With Monday's announcement of the likelihood of water flowing on Mars, the Red Planet is a hot topic this week. This new discovery leads to the question of how we can further understand the nature of Martian water. Also, since there has been no first-hand witnessing of H2O on the Red Planet, water on Mars is only strongly suspected, but not confirmed.
Scientists know where water most likely is, however, so the most obvious solution would be to point the current Mars rovers in the direction of the recurring slope linea (RSLs) where briny water is suspected to be flowing. At these sites, the rovers could take liquid samples and report the data back to Earth.
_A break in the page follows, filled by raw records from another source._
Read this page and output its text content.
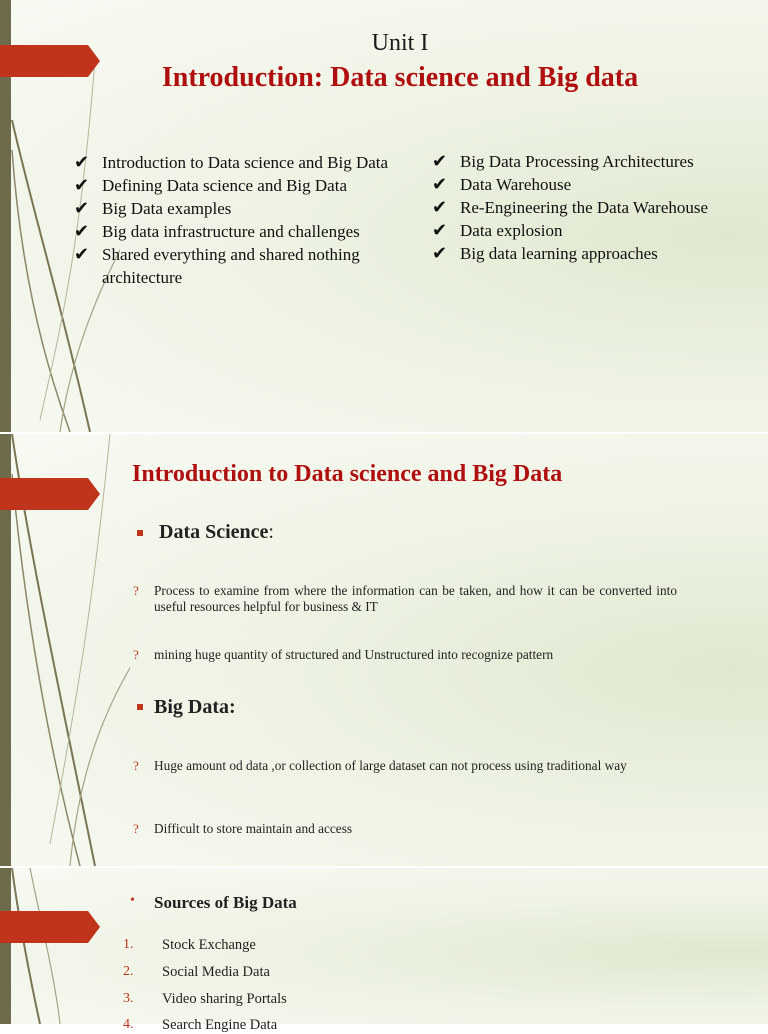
Unit I
Introduction: Data science and Big data
✔ Introduction to Data science and Big Data
✔ Defining Data science and Big Data
✔ Big Data examples
✔ Big data infrastructure and challenges
✔ Shared everything and shared nothing
architecture
✔ Big Data Processing Architectures
✔ Data Warehouse
✔ Re-Engineering the Data Warehouse
✔ Data explosion
✔ Big data learning approaches
Introduction to Data science and Big Data
Data Science:
? Process to examine from where the information can be taken, and how it can be converted into useful resources helpful for business & IT
? mining huge quantity of structured and Unstructured into recognize pattern
Big Data:
? Huge amount od data ,or collection of large dataset can not process using traditional way
? Difficult to store maintain and access
• Sources of Big Data
1. Stock Exchange
2. Social Media Data
3. Video sharing Portals
4. Search Engine Data
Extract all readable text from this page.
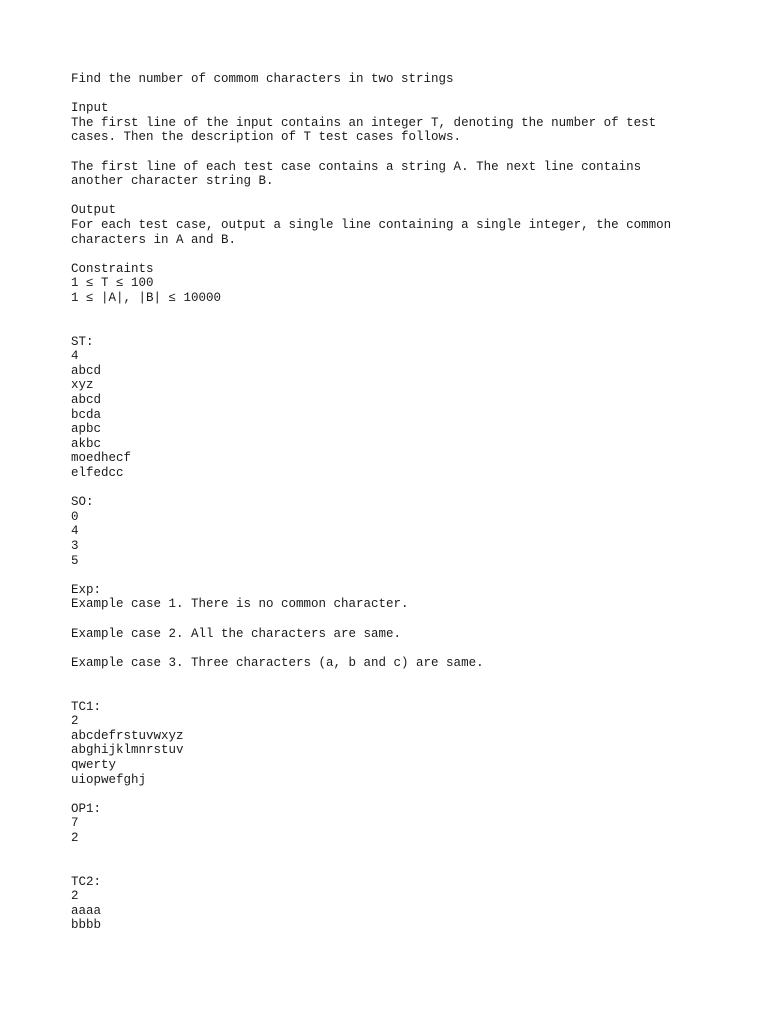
Find the number of commom characters in two strings
Input
The first line of the input contains an integer T, denoting the number of test
cases. Then the description of T test cases follows.
The first line of each test case contains a string A. The next line contains
another character string B.
Output
For each test case, output a single line containing a single integer, the common
characters in A and B.
Constraints
1 ≤ T ≤ 100
1 ≤ |A|, |B| ≤ 10000
ST:
4
abcd
xyz
abcd
bcda
apbc
akbc
moedhecf
elfedcc
SO:
0
4
3
5
Exp:
Example case 1. There is no common character.
Example case 2. All the characters are same.
Example case 3. Three characters (a, b and c) are same.
TC1:
2
abcdefrstuvwxyz
abghijklmnrstuv
qwerty
uiopwefghj
OP1:
7
2
TC2:
2
aaaa
bbbb
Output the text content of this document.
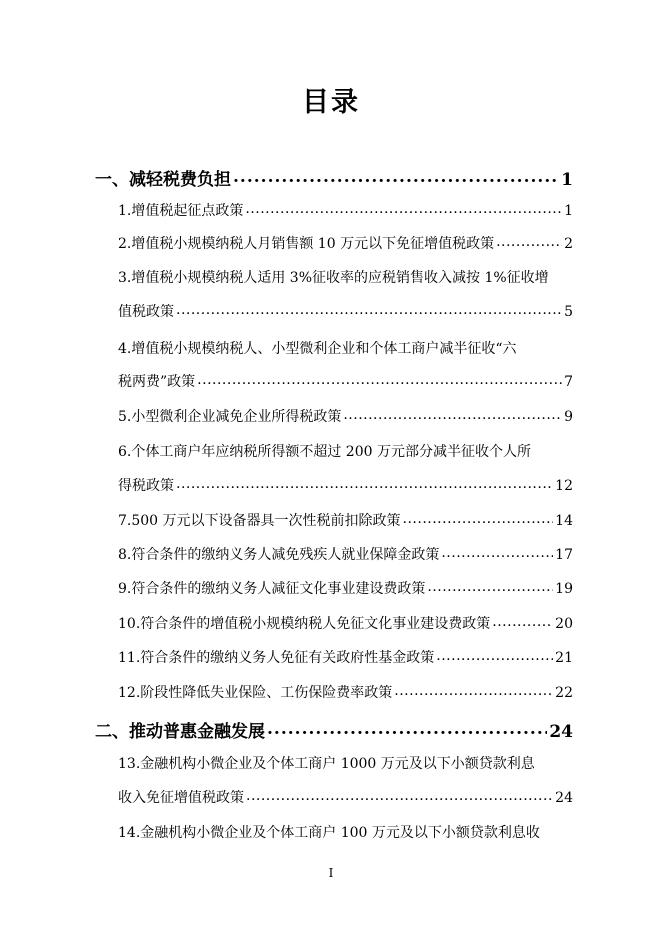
目录
一、减轻税费负担 .....	1
1.增值税起征点政策 .....	1
2.增值税小规模纳税人月销售额 10 万元以下免征增值税政策 .....	2
3.增值税小规模纳税人适用 3%征收率的应税销售收入减按 1%征收增
值税政策 .....	5
4.增值税小规模纳税人、小型微利企业和个体工商户减半征收“六
税两费”政策 .....	7
5.小型微利企业减免企业所得税政策 .....	9
6.个体工商户年应纳税所得额不超过 200 万元部分减半征收个人所
得税政策 .....	12
7.500 万元以下设备器具一次性税前扣除政策 .....	14
8.符合条件的缴纳义务人减免残疾人就业保障金政策 .....	17
9.符合条件的缴纳义务人减征文化事业建设费政策 .....	19
10.符合条件的增值税小规模纳税人免征文化事业建设费政策 .....	20
11.符合条件的缴纳义务人免征有关政府性基金政策 .....	21
12.阶段性降低失业保险、工伤保险费率政策 .....	22
二、推动普惠金融发展 .....	24
13.金融机构小微企业及个体工商户 1000 万元及以下小额贷款利息
收入免征增值税政策 .....	24
14.金融机构小微企业及个体工商户 100 万元及以下小额贷款利息收
I
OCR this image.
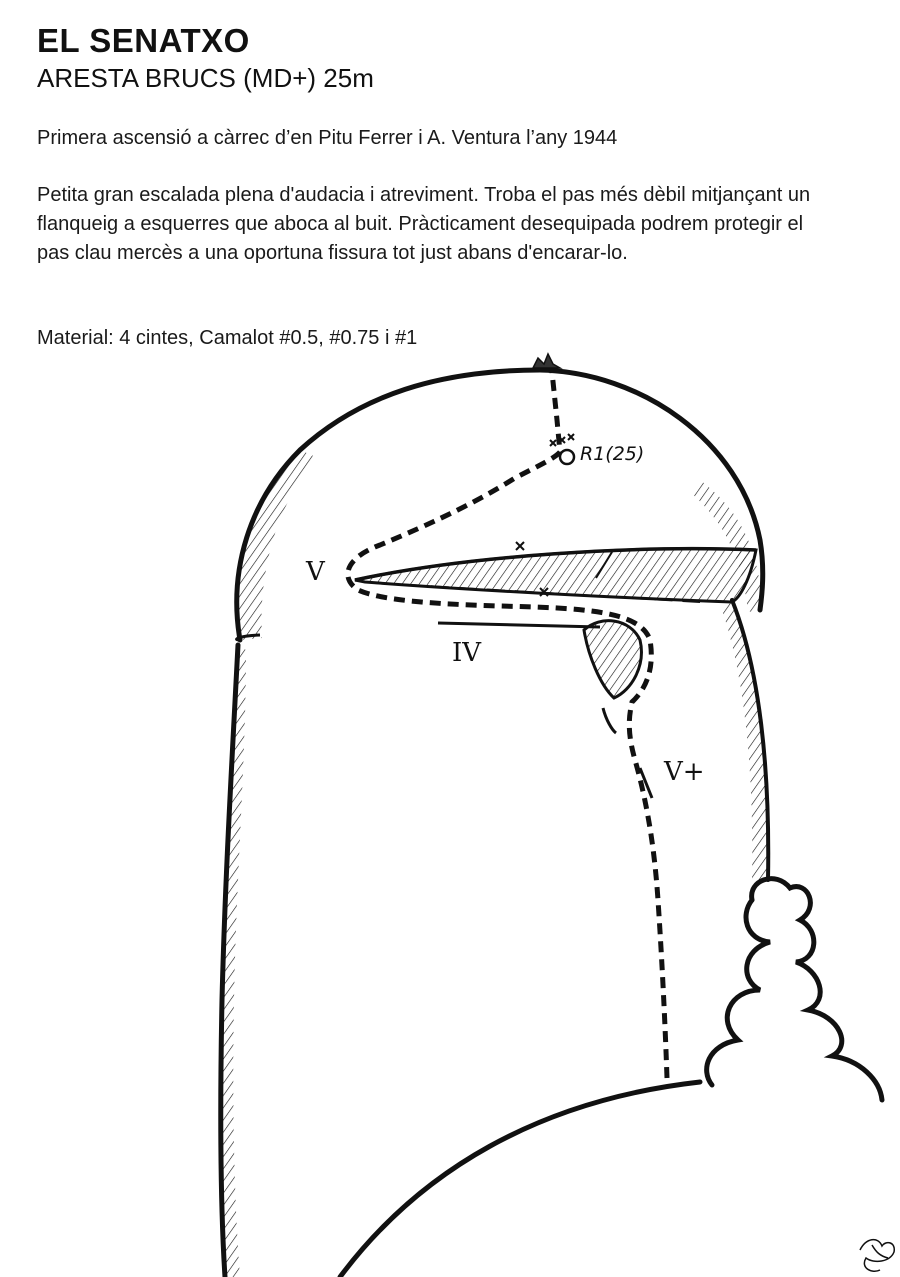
EL SENATXO
ARESTA BRUCS (MD+) 25m
Primera ascensió a càrrec d’en Pitu Ferrer i A. Ventura l’any 1944
Petita gran escalada plena d'audacia i atreviment. Troba el pas més dèbil mitjançant un flanqueig a esquerres que aboca al buit. Pràcticament desequipada podrem protegir el pas clau mercès a una oportuna fissura tot just abans d'encarar-lo.
Material: 4 cintes, Camalot #0.5, #0.75 i #1
R1(25)
V
IV
V+
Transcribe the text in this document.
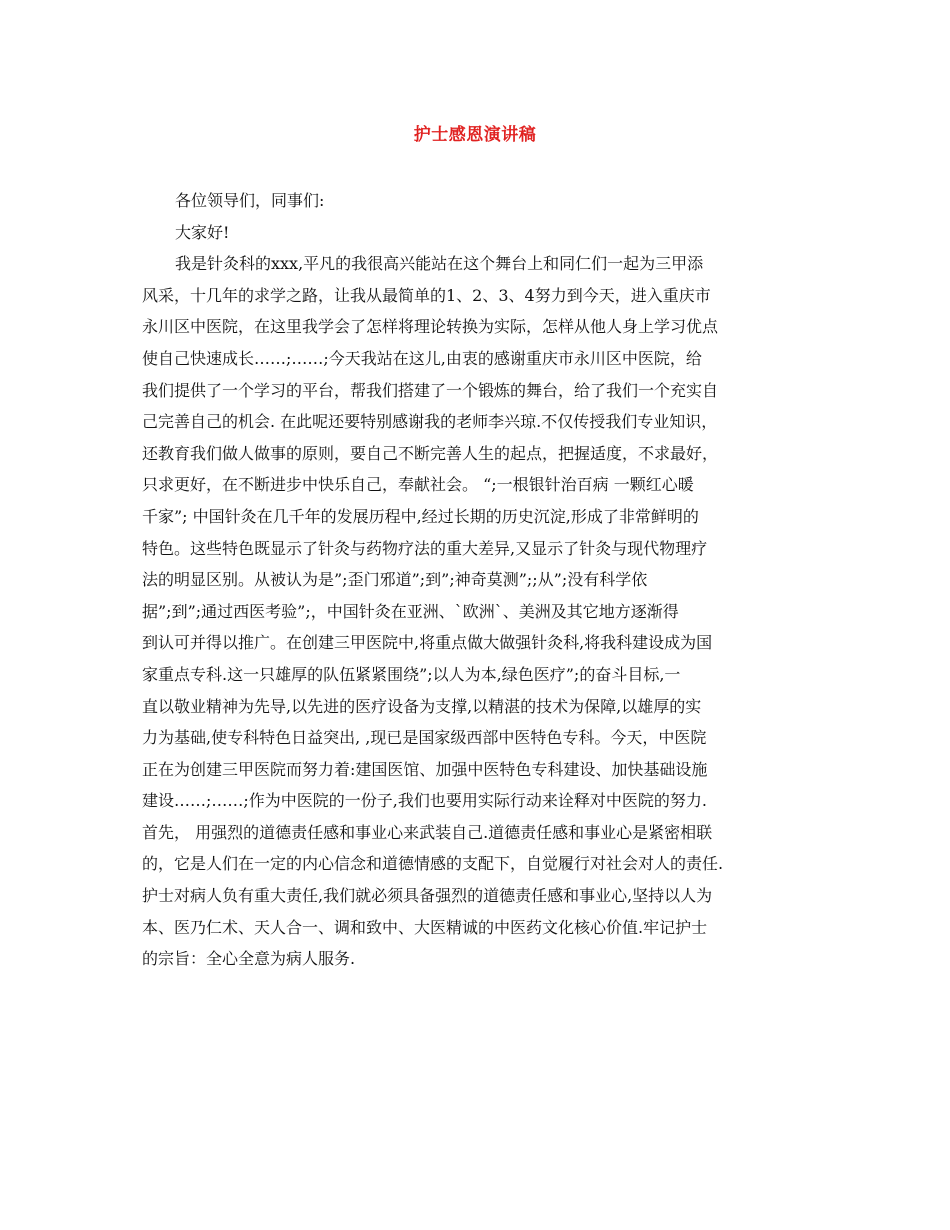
护士感恩演讲稿
各位领导们，同事们:
大家好!
我是针灸科的xxx,平凡的我很高兴能站在这个舞台上和同仁们一起为三甲添
风采，十几年的求学之路，让我从最简单的1、2、3、4努力到今天，进入重庆市
永川区中医院，在这里我学会了怎样将理论转换为实际，怎样从他人身上学习优点
使自己快速成长……;……;今天我站在这儿,由衷的感谢重庆市永川区中医院，给
我们提供了一个学习的平台，帮我们搭建了一个锻炼的舞台，给了我们一个充实自
己完善自己的机会. 在此呢还要特别感谢我的老师李兴琼.不仅传授我们专业知识，
还教育我们做人做事的原则，要自己不断完善人生的起点，把握适度，不求最好，
只求更好，在不断进步中快乐自己，奉献社会。 “;一根银针治百病 一颗红心暖
千家”; 中国针灸在几千年的发展历程中,经过长期的历史沉淀,形成了非常鲜明的
特色。这些特色既显示了针灸与药物疗法的重大差异,又显示了针灸与现代物理疗
法的明显区别。从被认为是”;歪门邪道”;到”;神奇莫测”;;从”;没有科学依
据”;到”;通过西医考验”;，中国针灸在亚洲、`欧洲`、美洲及其它地方逐渐得
到认可并得以推广。在创建三甲医院中,将重点做大做强针灸科,将我科建设成为国
家重点专科.这一只雄厚的队伍紧紧围绕”;以人为本,绿色医疗”;的奋斗目标,一
直以敬业精神为先导,以先进的医疗设备为支撑,以精湛的技术为保障,以雄厚的实
力为基础,使专科特色日益突出, ,现已是国家级西部中医特色专科。今天，中医院
正在为创建三甲医院而努力着:建国医馆、加强中医特色专科建设、加快基础设施
建设……;……;作为中医院的一份子,我们也要用实际行动来诠释对中医院的努力.
首先， 用强烈的道德责任感和事业心来武装自己.道德责任感和事业心是紧密相联
的，它是人们在一定的内心信念和道德情感的支配下，自觉履行对社会对人的责任.
护士对病人负有重大责任,我们就必须具备强烈的道德责任感和事业心,坚持以人为
本、医乃仁术、天人合一、调和致中、大医精诚的中医药文化核心价值.牢记护士
的宗旨：全心全意为病人服务.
This will not happen, unfortunately, at least not by the current Curiosity or Opportunity rovers. This is because the rovers are deemed too dirty for the task. Since the rovers originated from Earth, they are likely carrying microbes that would contaminate the pure Martian water. Also, during they rovers' 140 million mile journeys, they could have picked up other dust or germs from space. So, it is hard to know exactly how contaminated these rovers might be.
Exposing the rovers' germs to Martian H2O would compromise a study of the water's composition. We could falsely discover "life on Mars" is in reality just life from Earth that stowed away through space. This would cause confusion and potentially many setbacks in the scientific world.
There are also legal reasons why Curiosity and Opportunity cannot investigate the water. One of those reasons is international space law. The U.S. signed the Outer Space Treaty in 1967, which puts limitations on what astronauts or objects sent to celestial bodies are allowed to do.
Also, Mars is protected under additional stipulations provided by the Committee on Space Research (COSPAR)'s Planetary Protection Policy. The policy states that certain "Special Regions" on the Red Planet where life is more likely to be present are protected from potential harm or contamination. This harm or contamination could come from the introduction of the microbial-carrying rovers. So, Mars may have water, but it also has a lot of slippery legal slopes.
There have been a few proposed but quickly nixed solutions. Sterilizing Curiosity and Opportunity to a degree that it would be safe enough to send them to the RSLs would also damage the rovers' equipment. Perhaps future rovers like ExoMars 2018 or Mars 2020 could be engineered to be self-cleaning upon arrival to Mars. Whether or not these rovers will be clean enough to be permitted to Mars' Special Regions is still up for debate among scientists and their legal counterparts.
Another solution, suggested by Science Alert, is that perhaps a robotic probe could be sent to Mars that could 3-D-print other robots. These minted-on-Mars robots would be less likely to be carrying harmful contaminants and could potentially investigate the Martian water without risking its purity.
Scientists will be clamoring to come up with solutions to this problem in order to protect Mars' resources. We could potentially see contention and/or evolution in future space law. For now, though, Curiosity and Opportunity will have to remain curious about the opportunity of water — from afar.